Их взорам предстало бледное заострившееся лицо офицера в парадной зелено-серой форме с железным крестом. На груди — фуражка и белые перчатки. В петлицу была вставлена веточка лавра. Еще одна веточка — по всей видимости, миртовая — лежала на скрещенных на животе руках.
— Это герр Эрнст Вагнер, — сказал Копферкингель своему почти обезумевшему от страха сыну, — штурмбаннфюрер СС, он любил немецкий народ и музыку, его похоронят под звуки вагнеровского «Парсифаля». Значит, говоришь, твой боксер собирается бить немцев? — Копферкингель грустно улыбнулся съежившемуся Мили. — Этих насильников и захватчиков? Ты, наверное, рассказывал ему, что любишь сладкое. Знаешь, покойный герр Вагнер был настоящим немцем. Не каким-нибудь там неженкой и хлюпиком. и безупречного происхождения. В рейхе существует один закон, я сейчас постараюсь растолковать его тебе. «Ohne Rücksicht а^ den Dienstgrad muss jeder SS-Angehörige den Abstammungsnachweis erbringen, wenn er sich verloben oder verheiraten will». «Любой член СС, если он собирается обручиться или жениться, обязан доказать чистоту своего происхождения.», а законы у нас всегда служат людям. — Копферкингель улыбнулся и продолжал: — У него замечательный гроб, высокий, широкий. как раз такой, как нужно. А может, ты, Мили, тоже ляжешь туда? Разве плохо обратиться в прах под звуки «Парсифаля»? — И он невесело усмехнулся и взялся за железный прут, лежавший в углу у ниши. Потом он заставил мальчика встать на колени, широко расставил ноги в высоких черных сапогах и убил его.

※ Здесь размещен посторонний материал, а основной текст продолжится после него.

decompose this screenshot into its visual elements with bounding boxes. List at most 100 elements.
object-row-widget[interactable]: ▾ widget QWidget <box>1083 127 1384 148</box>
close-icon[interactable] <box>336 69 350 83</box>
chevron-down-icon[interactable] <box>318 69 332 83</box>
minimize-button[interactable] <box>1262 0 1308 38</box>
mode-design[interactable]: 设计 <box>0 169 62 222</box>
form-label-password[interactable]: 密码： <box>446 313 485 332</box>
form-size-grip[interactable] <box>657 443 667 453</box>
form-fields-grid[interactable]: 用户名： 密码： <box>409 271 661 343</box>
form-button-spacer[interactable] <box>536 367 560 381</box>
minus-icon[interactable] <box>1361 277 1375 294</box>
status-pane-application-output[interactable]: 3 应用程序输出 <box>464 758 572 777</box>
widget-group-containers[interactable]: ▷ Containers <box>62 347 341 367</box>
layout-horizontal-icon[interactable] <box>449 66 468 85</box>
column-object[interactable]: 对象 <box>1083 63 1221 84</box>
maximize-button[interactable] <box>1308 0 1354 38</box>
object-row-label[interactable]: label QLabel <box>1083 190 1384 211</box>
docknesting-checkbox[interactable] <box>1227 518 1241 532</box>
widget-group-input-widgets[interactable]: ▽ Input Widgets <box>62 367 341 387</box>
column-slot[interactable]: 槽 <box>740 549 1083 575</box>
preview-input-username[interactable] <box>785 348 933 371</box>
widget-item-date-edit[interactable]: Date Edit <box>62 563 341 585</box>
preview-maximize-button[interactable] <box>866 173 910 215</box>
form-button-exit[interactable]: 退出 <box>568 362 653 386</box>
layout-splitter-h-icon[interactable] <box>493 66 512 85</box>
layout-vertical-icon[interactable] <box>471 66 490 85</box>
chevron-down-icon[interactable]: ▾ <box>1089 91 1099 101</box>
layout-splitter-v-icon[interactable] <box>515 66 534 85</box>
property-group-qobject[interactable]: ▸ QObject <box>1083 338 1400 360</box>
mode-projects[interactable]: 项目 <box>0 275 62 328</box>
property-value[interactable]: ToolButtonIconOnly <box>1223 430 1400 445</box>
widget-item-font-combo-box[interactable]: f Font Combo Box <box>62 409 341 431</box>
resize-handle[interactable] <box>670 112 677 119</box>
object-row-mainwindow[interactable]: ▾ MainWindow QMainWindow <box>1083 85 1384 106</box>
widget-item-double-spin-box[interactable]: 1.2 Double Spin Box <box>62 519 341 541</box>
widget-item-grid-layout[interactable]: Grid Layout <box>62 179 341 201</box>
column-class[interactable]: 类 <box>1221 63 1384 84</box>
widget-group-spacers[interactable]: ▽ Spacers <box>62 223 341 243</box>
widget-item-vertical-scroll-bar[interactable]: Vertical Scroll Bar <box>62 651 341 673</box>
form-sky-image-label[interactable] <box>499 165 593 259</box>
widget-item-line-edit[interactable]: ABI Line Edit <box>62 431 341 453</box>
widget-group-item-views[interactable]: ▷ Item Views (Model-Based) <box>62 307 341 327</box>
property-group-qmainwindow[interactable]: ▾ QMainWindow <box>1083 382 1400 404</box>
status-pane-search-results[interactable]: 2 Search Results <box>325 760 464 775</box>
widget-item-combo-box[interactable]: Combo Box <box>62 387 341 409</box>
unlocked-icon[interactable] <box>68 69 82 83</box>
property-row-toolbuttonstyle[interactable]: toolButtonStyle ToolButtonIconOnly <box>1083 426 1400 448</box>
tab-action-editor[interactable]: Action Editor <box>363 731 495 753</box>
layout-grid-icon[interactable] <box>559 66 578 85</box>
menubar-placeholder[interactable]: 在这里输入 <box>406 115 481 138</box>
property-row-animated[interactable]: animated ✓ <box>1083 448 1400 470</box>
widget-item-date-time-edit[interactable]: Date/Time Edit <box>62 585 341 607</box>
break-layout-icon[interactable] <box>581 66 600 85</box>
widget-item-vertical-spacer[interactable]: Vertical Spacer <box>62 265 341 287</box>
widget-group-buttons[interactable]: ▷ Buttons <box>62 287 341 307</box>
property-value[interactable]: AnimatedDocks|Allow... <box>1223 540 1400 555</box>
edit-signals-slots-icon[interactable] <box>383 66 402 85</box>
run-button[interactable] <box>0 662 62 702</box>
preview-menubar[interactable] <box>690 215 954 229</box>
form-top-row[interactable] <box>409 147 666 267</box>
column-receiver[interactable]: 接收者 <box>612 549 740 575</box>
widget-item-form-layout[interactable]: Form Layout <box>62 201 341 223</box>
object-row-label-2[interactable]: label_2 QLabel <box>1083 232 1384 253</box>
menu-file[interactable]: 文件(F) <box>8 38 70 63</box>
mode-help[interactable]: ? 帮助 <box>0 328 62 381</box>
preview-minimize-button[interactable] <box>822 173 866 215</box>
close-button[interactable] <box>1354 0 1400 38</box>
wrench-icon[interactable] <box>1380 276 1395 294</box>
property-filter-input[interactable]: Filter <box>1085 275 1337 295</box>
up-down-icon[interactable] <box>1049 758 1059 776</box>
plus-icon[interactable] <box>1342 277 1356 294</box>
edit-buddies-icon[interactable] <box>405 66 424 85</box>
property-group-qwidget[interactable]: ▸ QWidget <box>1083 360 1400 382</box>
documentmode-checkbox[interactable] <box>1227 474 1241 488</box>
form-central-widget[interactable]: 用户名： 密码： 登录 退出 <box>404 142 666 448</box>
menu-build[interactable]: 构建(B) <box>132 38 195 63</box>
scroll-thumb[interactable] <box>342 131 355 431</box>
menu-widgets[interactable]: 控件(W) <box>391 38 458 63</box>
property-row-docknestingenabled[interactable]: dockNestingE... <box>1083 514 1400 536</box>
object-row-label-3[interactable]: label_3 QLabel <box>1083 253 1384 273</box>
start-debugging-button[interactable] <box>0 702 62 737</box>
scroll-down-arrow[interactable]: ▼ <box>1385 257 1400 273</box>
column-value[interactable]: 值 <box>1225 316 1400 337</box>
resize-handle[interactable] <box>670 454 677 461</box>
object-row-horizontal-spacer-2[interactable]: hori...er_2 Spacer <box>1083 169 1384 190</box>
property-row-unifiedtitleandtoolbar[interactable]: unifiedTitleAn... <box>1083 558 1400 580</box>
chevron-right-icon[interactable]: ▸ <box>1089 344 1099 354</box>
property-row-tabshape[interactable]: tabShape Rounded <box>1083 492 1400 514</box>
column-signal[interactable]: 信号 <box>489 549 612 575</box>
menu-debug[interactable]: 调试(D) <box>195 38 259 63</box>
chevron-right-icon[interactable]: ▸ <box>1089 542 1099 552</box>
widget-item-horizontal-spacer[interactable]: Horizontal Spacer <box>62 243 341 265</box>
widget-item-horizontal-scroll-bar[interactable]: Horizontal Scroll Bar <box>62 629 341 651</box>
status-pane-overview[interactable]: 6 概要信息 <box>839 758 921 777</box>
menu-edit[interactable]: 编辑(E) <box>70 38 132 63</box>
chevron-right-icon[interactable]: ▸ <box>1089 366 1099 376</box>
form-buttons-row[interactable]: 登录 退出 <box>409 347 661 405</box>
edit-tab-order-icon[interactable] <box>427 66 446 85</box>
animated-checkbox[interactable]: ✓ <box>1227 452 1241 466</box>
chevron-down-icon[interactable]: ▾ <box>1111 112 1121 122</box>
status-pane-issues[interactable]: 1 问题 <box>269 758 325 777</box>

Труп он уложил в гроб к эсэсовцу, хороший был гроб — высокий. широкий, так что места хватило обоим, и они прижались друг к другу, подобно сводным братьям. Привинтив крышку обратно, убийца внимательно оглядел железный прут и кафельные плитки пола, чтобы удостовериться в их чистоте, затем поправил зеленую шляпу со шнурком и пошел к выходу. «Смерть сближает, — сказал он себе, сжимая в кармане клещи, — пепел — он и есть пепел. И неважно, кто был кремирован — немецкий штурмбаннфюрер или же мальчик с нечистой кровью. Бедный Мили, — сказал он себе, — ему бы пришлось несладко; хорошо, что я избавил дитя от мук. Его бы не взяли ни в немецкую гимназию, ни в гитлерюгенд. Жаль только, что нам не удалось еще раз вместе сфотографироваться.»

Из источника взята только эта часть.